Performance Probe is more than a simple resource-measuring tool. Instead of simply reporting on free memory, free disk space, or other information that can be obtained with other tools like Activity Monitor, Performance Probe measures the impact that various activities may be having on your system. Performance Probe does this by launching several "timing probes" that detect overall system delays.
Some applications, and sometimes the operating system itself, may have bugs or implement "locks" on memory, files on the drive, or even CPU activity that cause system slow downs. These can occur without using excessive memory, drive space, or apparent CPU utilization. If you've ever had your system "bottleneck" on you, and you've opened up Activity Monitor or some other tool and found that memory, drive free space, and CPU utilization weren't unusually high, then Performance Probe may be what you're looking for. Of course, Performance Probe will also report on standard loading problems as well.
Performance Probe is about as easy to use as possible - simply launch the application and monitor system activity. Color bars associated with I/O, memory, and CPU loading and delays make it clear when problems exist. This application provides a quick and easy way to tell if you're system is having some type of performance problems without launching tools that may be difficult to use or provide somewhat complex results. You don't need to be an expert to understand when you're having problems, Performance Probe makes it obvious.
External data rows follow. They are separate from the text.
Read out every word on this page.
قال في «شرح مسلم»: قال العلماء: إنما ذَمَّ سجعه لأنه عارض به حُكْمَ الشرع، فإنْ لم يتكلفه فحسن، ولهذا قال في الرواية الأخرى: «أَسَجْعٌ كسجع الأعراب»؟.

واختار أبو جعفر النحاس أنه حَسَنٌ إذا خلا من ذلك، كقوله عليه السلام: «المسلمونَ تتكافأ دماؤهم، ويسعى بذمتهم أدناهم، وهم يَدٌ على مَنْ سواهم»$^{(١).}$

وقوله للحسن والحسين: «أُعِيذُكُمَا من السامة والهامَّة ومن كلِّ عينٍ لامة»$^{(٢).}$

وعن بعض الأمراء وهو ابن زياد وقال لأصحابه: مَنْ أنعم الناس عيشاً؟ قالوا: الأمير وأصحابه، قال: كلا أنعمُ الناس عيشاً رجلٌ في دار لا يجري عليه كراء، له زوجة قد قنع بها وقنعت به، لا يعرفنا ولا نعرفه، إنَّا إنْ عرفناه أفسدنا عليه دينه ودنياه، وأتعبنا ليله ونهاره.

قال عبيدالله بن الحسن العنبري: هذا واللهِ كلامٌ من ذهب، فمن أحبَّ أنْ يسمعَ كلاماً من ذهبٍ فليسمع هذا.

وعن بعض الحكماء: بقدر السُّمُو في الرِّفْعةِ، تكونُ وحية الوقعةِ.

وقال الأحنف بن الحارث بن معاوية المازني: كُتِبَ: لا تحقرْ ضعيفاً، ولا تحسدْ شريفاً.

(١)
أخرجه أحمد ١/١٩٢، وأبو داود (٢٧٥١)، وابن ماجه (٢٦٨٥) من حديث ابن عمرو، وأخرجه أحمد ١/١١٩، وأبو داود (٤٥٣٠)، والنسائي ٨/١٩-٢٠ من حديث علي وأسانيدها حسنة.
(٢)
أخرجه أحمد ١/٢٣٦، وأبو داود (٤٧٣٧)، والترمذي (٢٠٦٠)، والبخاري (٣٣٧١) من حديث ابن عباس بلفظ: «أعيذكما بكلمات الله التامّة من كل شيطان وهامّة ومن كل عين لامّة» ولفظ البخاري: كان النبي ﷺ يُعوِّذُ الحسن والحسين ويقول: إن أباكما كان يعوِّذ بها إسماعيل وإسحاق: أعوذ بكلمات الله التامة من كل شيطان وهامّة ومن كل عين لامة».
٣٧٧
Performance Probe comes with two flavors: Performance Probe and Performance Probe Mini. The standard version allows the user to start and stop performance loading using interface buttons. The mini version has no controls, is much smaller in size, starts sampling immediately after being launched, and stops sampling when the application is closed. Both applications use active icons that update the icon in the dock which shows the degree of loading the system is experiencing even when the application is minimized.